Returning to the bedroom, The Shadow observed the professor’s empty bag. He noted the bed lamp, which was still lighted. Again, The Shadow moved into the living room. He paused beside the open window. He noted scratches upon the sill; stooping, he saw where paint had been rubbed from the iron pipe of the radiator.

This time The Shadow was forced to move swiftly before the detective again passed the door of 2410. Gaining the bedroom, the black-cloaked investigator waited calmly while long minutes passed. At last came the sound of voices. Men had arrived from the penthouse. Joe Cardona was talking in the corridor, near the open door of 2410.

“Somebody’s gone looney,” the ace detective was announcing. “We’ve gone through this whole place clean. There’s no sign of the guy we want. He must have made some sort of get-away down those stairs.

“I figure he passed the house detective. At any rate, he’s not on this floor; he’s not in the penthouse; he isn’t on the roof. I even sent two men up into the water tank.

“The hunt is off. I’m leaving two of you men up in the penthouse; but that’s all. So far as this floor is concerned, there’s no use watching it.”

Tramping footsteps were followed by the clangor of the elevator doors. Then came silence. The Shadow was alone on the twenty-fourth floor. Gliding out into the living room of the suite, he turned off the main light; then moved to the open window.


THE roof of the opposite apartment house lay dull beneath the city’s glow. The Shadow’s gaze looked toward the parapet; then beyond it, to the upright of the water tower on the deserted roof.

As clearly as if it still stretched above the chasm of the street, The Shadow could visualize the cable-line that had been provided for Fullis Garwald’s escape. The mailing tube was evidence of the final fish line. Knob and ferrule, attached to the wrong cane, were proof of another shaft — the one which had been used like a harpoon. The empty bag told of the cable itself.

The Shadow had found the answer to the killer’s escape. He had not learned the identity of the murderer who had made a get-away with Gaston Ferrar’s highly valuable collection of gems; but he had settled upon one person who had been accessory to the crime.

With Clyde Burke’s detailed description of the crime; with the reporter’s added comments upon the guests who had removed from the twenty-fourth floor, The Shadow had picked one member of the crime chain. Though he had not yet learned of Crime Incorporated, the master sleuth had made his start toward the unknown goal which he had determined to reach.

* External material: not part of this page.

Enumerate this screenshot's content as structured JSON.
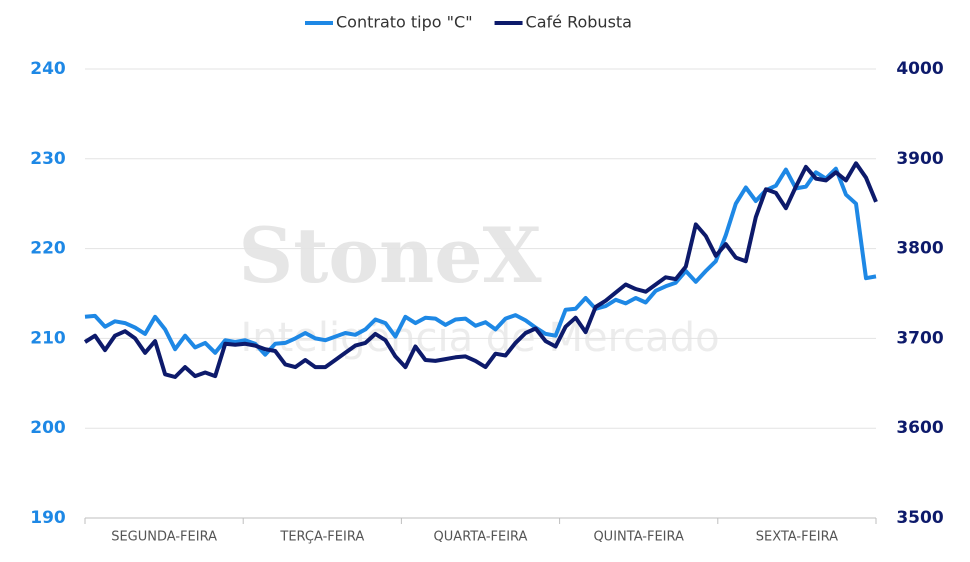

The Shadow had gained the identity of one man through whom others might be forestalled before new evil struck. By working backward as well as forward, he had opportunity to solve baffling cases of the past while he worked to prevent crime of the future.

Through one man, whom he would trail with unrelenting skill, The Shadow could find the facts that he needed. A sibilant laugh came from The Shadow’s unseen lips. Whispered mirth floated above the stilled canyon that lay between the high-walled buildings.

The laugh of The Shadow was eerie as it faded. Lingering echoes sighed from the night air. Echoes like laughter boded ill for Professor Langwood Devine!